Building on the intents set up in initial spatial studies, the final stage of the work was to compose, in intricate detail, the day-to-day lives of the site’s new inhabitants, and to rigorously construct an architecture which would support this.
The principal programme for the new community was driven by one of the oldest models of closeted societies – the monastery. The term derives from the original greek μόνος (monos) and suffix τήριον (terion), which translate as ‘a place to be alone’, and has occupied a place in the structure of religions and sects for the last several thousand years. In modern, secular cultures, the concept of retreat most closely encapsulates the spirit of the monastery – a private, protected place, to express oneself, contemplate shared beliefs or values, and learn collectively.

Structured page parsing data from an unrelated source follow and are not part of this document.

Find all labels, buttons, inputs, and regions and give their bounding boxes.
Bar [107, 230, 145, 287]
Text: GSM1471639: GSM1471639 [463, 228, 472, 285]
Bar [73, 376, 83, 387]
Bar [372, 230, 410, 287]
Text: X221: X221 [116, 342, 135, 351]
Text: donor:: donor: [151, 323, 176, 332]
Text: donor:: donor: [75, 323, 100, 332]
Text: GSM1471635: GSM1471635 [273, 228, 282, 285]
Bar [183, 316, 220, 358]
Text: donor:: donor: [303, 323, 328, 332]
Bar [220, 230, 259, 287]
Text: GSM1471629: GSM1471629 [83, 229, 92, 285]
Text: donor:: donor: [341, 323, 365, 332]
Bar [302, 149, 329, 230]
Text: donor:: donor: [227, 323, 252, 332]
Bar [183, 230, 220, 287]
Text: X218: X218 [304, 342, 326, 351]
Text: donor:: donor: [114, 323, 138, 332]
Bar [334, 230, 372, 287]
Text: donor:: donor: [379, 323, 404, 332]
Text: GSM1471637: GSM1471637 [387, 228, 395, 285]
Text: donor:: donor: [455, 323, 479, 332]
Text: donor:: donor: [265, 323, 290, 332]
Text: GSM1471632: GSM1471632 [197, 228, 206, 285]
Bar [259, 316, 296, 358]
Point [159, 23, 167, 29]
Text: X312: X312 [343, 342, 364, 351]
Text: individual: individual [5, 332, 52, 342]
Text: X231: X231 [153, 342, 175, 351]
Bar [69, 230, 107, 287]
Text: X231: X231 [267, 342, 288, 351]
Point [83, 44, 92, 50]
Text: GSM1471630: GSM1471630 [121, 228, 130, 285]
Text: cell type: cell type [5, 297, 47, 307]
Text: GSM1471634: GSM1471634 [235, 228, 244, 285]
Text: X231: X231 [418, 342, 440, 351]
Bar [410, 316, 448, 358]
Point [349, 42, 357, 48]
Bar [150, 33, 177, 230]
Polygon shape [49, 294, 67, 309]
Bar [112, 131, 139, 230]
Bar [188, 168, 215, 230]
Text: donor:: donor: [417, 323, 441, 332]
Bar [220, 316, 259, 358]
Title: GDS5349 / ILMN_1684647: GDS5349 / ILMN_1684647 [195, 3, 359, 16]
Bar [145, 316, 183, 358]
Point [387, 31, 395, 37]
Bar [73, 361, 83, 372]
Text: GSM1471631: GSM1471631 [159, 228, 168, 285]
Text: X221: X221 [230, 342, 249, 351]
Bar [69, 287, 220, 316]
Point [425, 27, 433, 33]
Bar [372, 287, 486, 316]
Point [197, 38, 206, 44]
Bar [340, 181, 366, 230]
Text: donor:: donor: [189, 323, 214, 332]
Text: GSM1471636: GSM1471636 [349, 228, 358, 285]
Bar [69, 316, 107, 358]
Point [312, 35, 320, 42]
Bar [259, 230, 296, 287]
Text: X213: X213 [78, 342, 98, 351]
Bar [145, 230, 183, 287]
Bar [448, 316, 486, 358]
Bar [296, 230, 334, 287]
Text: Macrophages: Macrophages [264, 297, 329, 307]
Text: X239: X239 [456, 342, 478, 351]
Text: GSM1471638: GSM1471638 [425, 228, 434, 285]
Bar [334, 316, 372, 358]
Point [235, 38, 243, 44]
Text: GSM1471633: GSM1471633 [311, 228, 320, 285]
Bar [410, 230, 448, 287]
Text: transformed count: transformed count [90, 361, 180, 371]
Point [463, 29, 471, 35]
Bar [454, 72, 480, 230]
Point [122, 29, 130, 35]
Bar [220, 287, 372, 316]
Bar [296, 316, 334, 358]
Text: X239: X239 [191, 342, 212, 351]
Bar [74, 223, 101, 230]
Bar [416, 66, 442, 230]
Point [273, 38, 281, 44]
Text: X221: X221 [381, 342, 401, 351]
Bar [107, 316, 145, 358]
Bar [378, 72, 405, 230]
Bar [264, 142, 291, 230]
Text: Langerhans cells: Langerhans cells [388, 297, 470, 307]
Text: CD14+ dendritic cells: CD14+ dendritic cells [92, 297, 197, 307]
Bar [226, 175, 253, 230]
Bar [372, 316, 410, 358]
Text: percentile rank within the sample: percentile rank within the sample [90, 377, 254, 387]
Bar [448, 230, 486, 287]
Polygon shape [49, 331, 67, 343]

Students were asked to incorporate two key principles from the monastery typology – the communal residence, and the shrine space. Beyond this, each student constructed their own architectural ‘language’, derived from observation of the occupants. Materiality, spatial form and internal building relationships all answer to the same need – a perfect, private universe for a different way of life.
Proposals have ranged from an ad-hoc space for punk rock and spontaneous fabrication; a community for sufferers of young-onset dementia, in which the building takes on the duty of lost memories; a transition space in which former prison inmates can learn and develop skills to help them reintegrate with society; to a quasi-religious interpretation of taxidermy, in which all acts of surgery and decomposition, life and artifice, are mirrored in the building itself.